We also recommend matching the time horizon for when you may need the money with the chosen savings product. For example, we recommend keeping some of your emergency reserve in a FDIC-insured savings account at your bank, an online bank, or credit union that offer daily liquidity. What you earn on your emergency reserve is irrelevant and the main goal of this investment is liquidity. However, one positive of the current increase in yields, is that many of these FDIC-insured savings accounts now offer yields up to 0.90% today. Recently, we have been working with clients to purchase 3-month to 2-year Treasury bills yielding between 1.7% – 3.2% for a portion of their emergency reserves or for other short- and medium-term savings goals, such as a down payment for a house or car purchase. These yields are higher than current Certificate of Deposit (CD) rates and are principal protected if held to maturity.

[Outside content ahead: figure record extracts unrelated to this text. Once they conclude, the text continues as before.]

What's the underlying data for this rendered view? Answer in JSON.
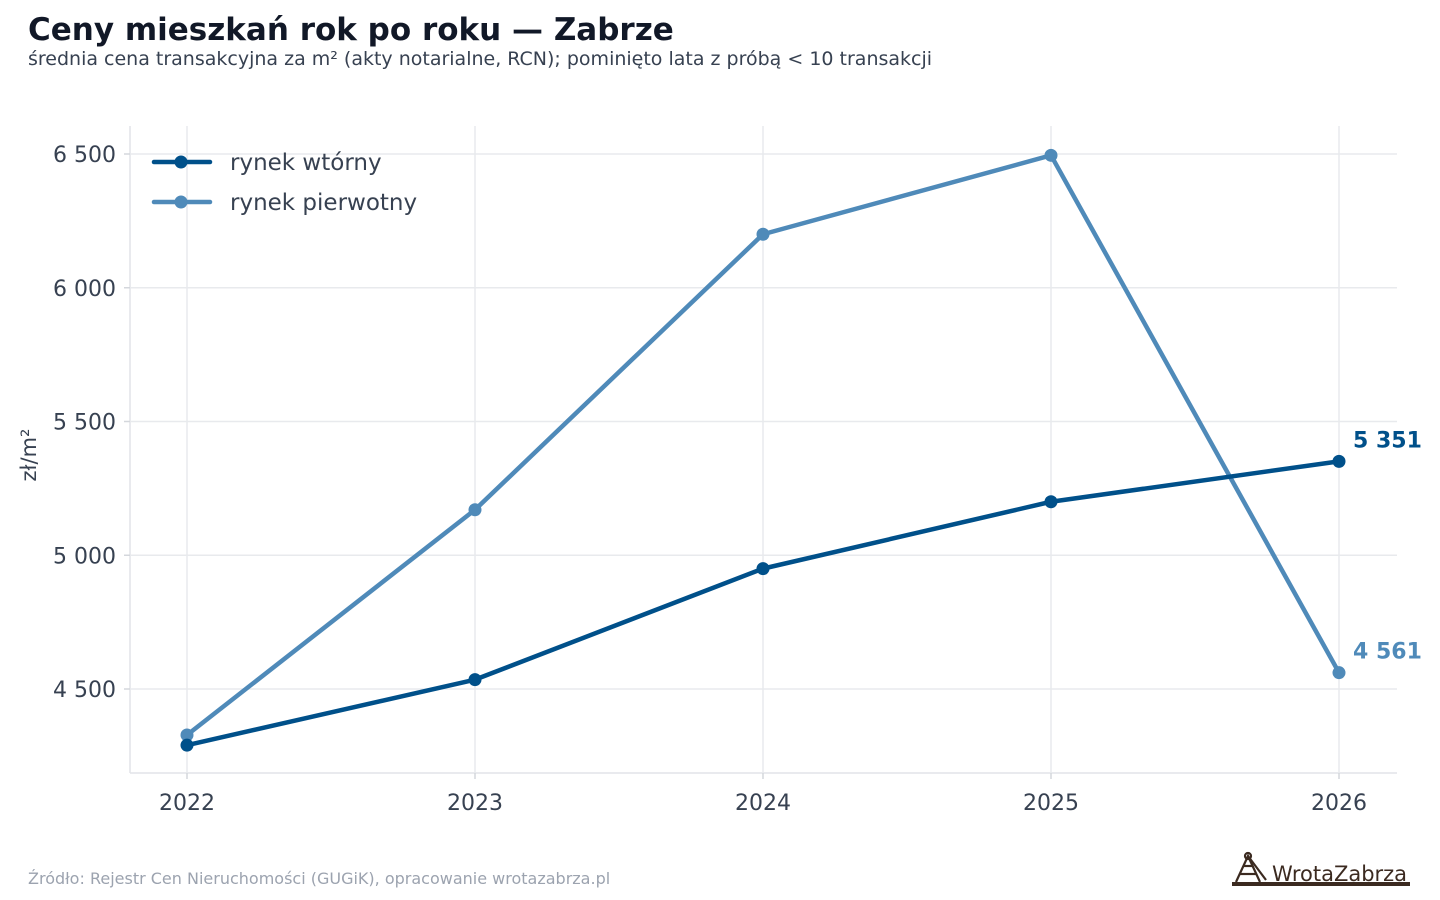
{
  "header": {
    "title": "Ceny mieszkań rok po roku — Zabrze",
    "subtitle": "średnia cena transakcyjna za m² (akty notarialne, RCN); pominięto lata z próbą < 10 transakcji"
  },
  "footer": {
    "source": "Źródło: Rejestr Cen Nieruchomości (GUGiK), opracowanie wrotazabrza.pl"
  },
  "logo": {
    "text": "WrotaZabrza"
  },
  "chart_data": {
    "type": "line",
    "x": [
      2022,
      2023,
      2024,
      2025,
      2026
    ],
    "ylabel": "zł/m²",
    "xlabel": "",
    "ylim": [
      4250,
      6600
    ],
    "yticks": [
      4500,
      5000,
      5500,
      6000,
      6500
    ],
    "ytick_labels": [
      "4 500",
      "5 000",
      "5 500",
      "6 000",
      "6 500"
    ],
    "xtick_labels": [
      "2022",
      "2023",
      "2024",
      "2025",
      "2026"
    ],
    "grid": true,
    "legend": "top-left",
    "series": [
      {
        "name": "rynek wtórny",
        "values": [
          4290,
          4535,
          4950,
          5200,
          5351
        ],
        "color": "#00508a",
        "end_label": "5 351"
      },
      {
        "name": "rynek pierwotny",
        "values": [
          4328,
          5170,
          6200,
          6495,
          4561
        ],
        "color": "#4f8ab9",
        "end_label": "4 561"
      }
    ]
  }
}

If you have excess reserves that you won’t need for at least 12-months (and preferably 5 years), we have been recommending Series I savings bonds (I Bonds). I Bonds are currently yielding 9.62% and can be bought directly from the Treasury Direct website. Unfortunately, each person is limited to purchasing $10,000 worth of I Bonds a year, and the yields will fluctuate based on inflation. Furthermore, if you cash in your I Bonds within five years of purchasing them, you lose the previous 3 months of interest.
Another consideration is a Roth IRA. The Roth is unique, in that any contributions you make to a Roth can be withdrawn without penalty or taxes. The caveat is that any earnings in the account need to remain for five years, and you must be 59.5 years old or older (unless an exception applies) for it to be considered a qualified distribution to avoid taxes and a 10% penalty. In turn, you are technically saving for retirement and building a nest egg for any short-term unexpected expenses. This option should be looked at as an additional cushion to your emergency reserve and not as a replacement, since the funds in your Roth account should be invested in the markets which will fluctuate in value.